ECE 469/569 Final Project -- Exploiting Vulnerabilities in Emotion Recognition for Health Monitoring Systems
by Zachary Perry, Manan Patel, Jaehwan Park, Jennifer Maranville
This portion of the RAVDESS dataset contains 1440 audio files made up of 60 trials from 24 different actors. Each audio file contains audio of one of the actors vocalizing statements with a particular emotion. These emotions include calm, happy, sad, angry, fearful, surprise, and disgust. Each emotion is captured twice with different levels of intensity.
For more information, please visit: https://www.kaggle.com/datasets/uwrfkaggler/ravdess-emotional-speech-audio
We decided to create and train our own CNN model with this dataset for emotion classification via audio clips. Doing so involved data processing (of the audio files), training of our model, testing, and supporting the ability to give it an audio file and have it classify correctly.
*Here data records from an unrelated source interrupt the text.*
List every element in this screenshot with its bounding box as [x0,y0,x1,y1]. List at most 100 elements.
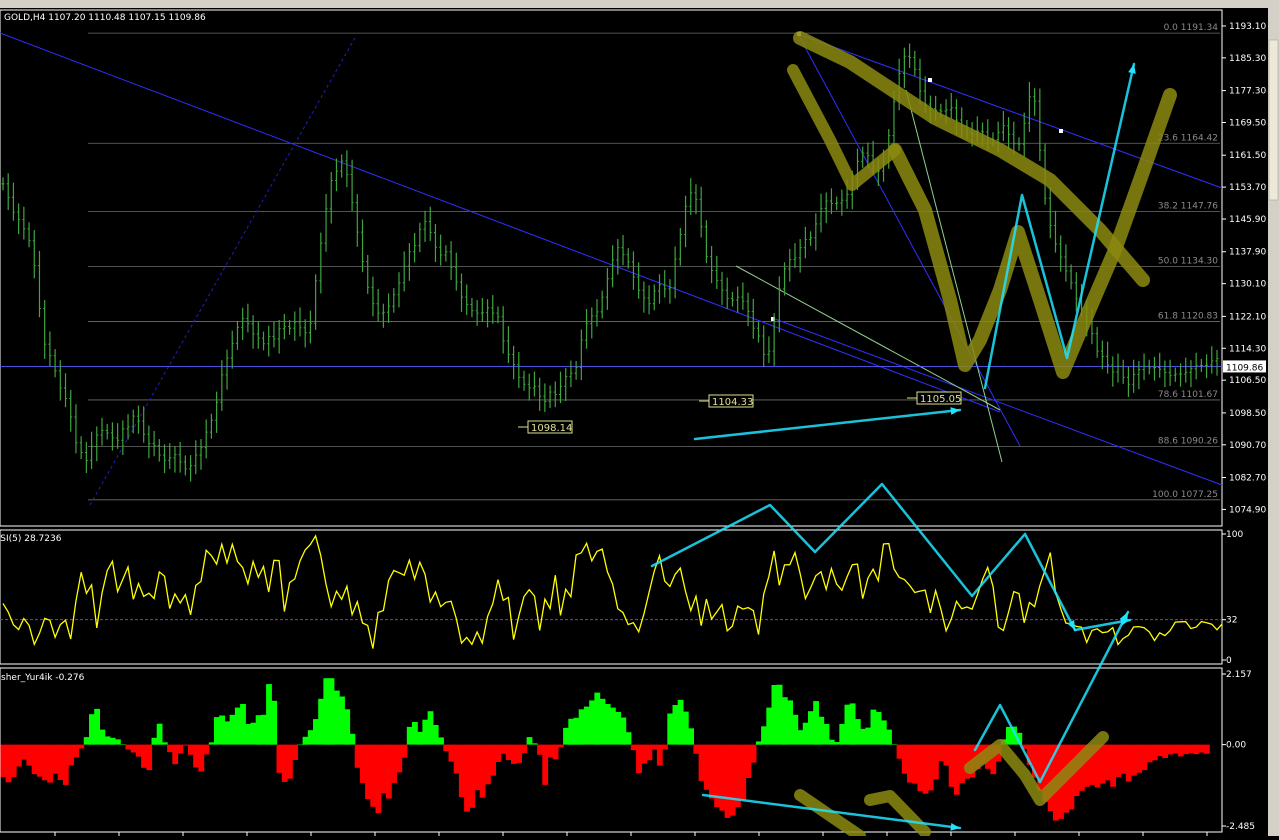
fisher-bar[interactable] [907,744,913,783]
fisher-bar[interactable] [615,711,621,745]
fisher-bar[interactable] [307,730,314,745]
fisher-bar[interactable] [219,715,225,745]
fisher-bar[interactable] [870,709,877,745]
fisher-bar[interactable] [1204,744,1210,754]
fisher-bar[interactable] [1136,744,1142,773]
fisher-bar[interactable] [1115,744,1122,777]
fisher-bar[interactable] [490,744,496,776]
fisher-bar[interactable] [755,741,762,745]
fisher-bar[interactable] [57,744,64,780]
fisher-bar[interactable] [875,711,882,745]
fisher-bar[interactable] [745,744,752,778]
fisher-bar[interactable] [109,737,116,745]
fisher-bar[interactable] [735,744,741,808]
fisher-bar[interactable] [448,744,455,762]
fisher-bar[interactable] [271,700,278,745]
fisher-bar[interactable] [1125,744,1132,782]
fisher-bar[interactable] [917,744,924,792]
fisher-bar[interactable] [255,715,262,745]
fisher-bar[interactable] [781,697,788,745]
fisher-bar[interactable] [10,744,17,777]
fisher-bar[interactable] [42,744,48,781]
fisher-bar[interactable] [203,744,210,755]
fisher-bar[interactable] [0,744,7,777]
fisher-bar[interactable] [438,737,444,745]
fisher-bar[interactable] [641,744,648,764]
fisher-bar[interactable] [761,726,767,745]
fisher-bar[interactable] [636,744,642,774]
fisher-bar[interactable] [557,744,564,748]
fisher-bar[interactable] [896,744,903,759]
fisher-bar[interactable] [646,744,653,761]
fisher-bar[interactable] [891,744,898,745]
fisher-bar[interactable] [323,678,330,745]
fisher-bar[interactable] [240,704,246,745]
fisher-bar[interactable] [933,744,939,780]
fisher-bar[interactable] [693,744,700,754]
fisher-bar[interactable] [1151,744,1158,761]
fisher-bar[interactable] [68,744,74,766]
fisher-bar[interactable] [156,723,163,745]
fisher-bar[interactable] [1099,744,1106,784]
fisher-bar[interactable] [94,708,100,745]
fisher-bar[interactable] [104,736,111,745]
fisher-bar[interactable] [1006,726,1012,745]
fisher-bar[interactable] [505,744,512,760]
fisher-bar[interactable] [443,744,450,752]
fisher-bar[interactable] [808,711,814,745]
fisher-bar[interactable] [26,744,33,766]
fisher-bar[interactable] [886,729,892,745]
fisher-bar[interactable] [511,744,517,764]
fisher-bar[interactable] [1131,744,1137,776]
fisher-bar[interactable] [161,742,168,745]
fisher-bar[interactable] [386,744,392,799]
fisher-bar[interactable] [797,730,804,745]
fisher-bar[interactable] [912,744,918,784]
fisher-bar[interactable] [172,744,179,765]
fisher-bar[interactable] [594,692,601,745]
fisher-bar[interactable] [250,722,257,745]
fisher-bar[interactable] [1120,744,1127,774]
fisher-bar[interactable] [198,744,205,772]
fisher-bar[interactable] [5,744,12,783]
fisher-bar[interactable] [787,700,793,745]
fisher-bar[interactable] [1167,744,1174,755]
fisher-bar[interactable] [604,704,611,745]
fisher-bar[interactable] [953,744,960,795]
fisher-bar[interactable] [849,703,856,745]
fisher-bar[interactable] [125,744,132,750]
fisher-bar[interactable] [396,744,403,773]
fisher-bar[interactable] [167,744,173,753]
fisher-bar[interactable] [1198,744,1205,753]
fisher-bar[interactable] [818,716,825,745]
fisher-bar[interactable] [834,742,840,745]
fisher-bar[interactable] [245,724,252,745]
price-panel[interactable]: 0.0 1191.34 23.6 1164.42 38.2 1147.76 50.0 … [0,9,1266,527]
fisher-bar[interactable] [1162,744,1169,758]
fisher-bar[interactable] [719,744,726,811]
fisher-bar[interactable] [401,744,408,758]
fisher-bar[interactable] [662,744,668,750]
fisher-bar[interactable] [688,728,694,745]
fisher-bar[interactable] [469,744,476,808]
fisher-bar[interactable] [537,744,543,755]
fisher-bar[interactable] [672,705,679,745]
fisher-bar[interactable] [380,744,387,794]
fisher-bar[interactable] [458,744,465,797]
fisher-bar[interactable] [432,725,439,745]
fisher-bar[interactable] [792,714,799,745]
fisher-bar[interactable] [927,744,934,791]
fisher-bar[interactable] [16,744,22,767]
anchor-point[interactable] [1059,129,1063,133]
fisher-bar[interactable] [297,744,304,746]
fisher-bar[interactable] [89,714,95,745]
fisher-bar[interactable] [83,737,90,745]
fisher-bar[interactable] [73,744,80,758]
fisher-bar[interactable] [880,720,887,745]
fisher-bar[interactable] [500,744,507,754]
fisher-bar[interactable] [948,744,955,787]
fisher-bar[interactable] [526,737,533,745]
fisher-bar[interactable] [656,744,663,766]
fisher-bar[interactable] [318,698,324,745]
fisher-bar[interactable] [1110,744,1116,787]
To exploit our CNN and attack the emotion classification, we utilized two different, untargeted attacks:
- FGSM
- PGD 5D95
The goal was to create adversarial audio examples and get the model to make the wrong prediction.
All code is contained within main.ipynb
. The dataset is also included in this repo. Any dependencies that are needed can be uncommented and downloaded within the notebook.
Additionally, we have included example outputs within the adversarial_outputs/
directory. Lastly, we also provide a pretrained model (85% testing accuracy) that can be loaded and used. It's called model.h5
. We ran multiple training session for ~12hrs and saved the best one, this one being the best.
NOTE: If you are wanting to train your own model, then you will need to rename model.h5
, as, currently, if it exists, it will use this.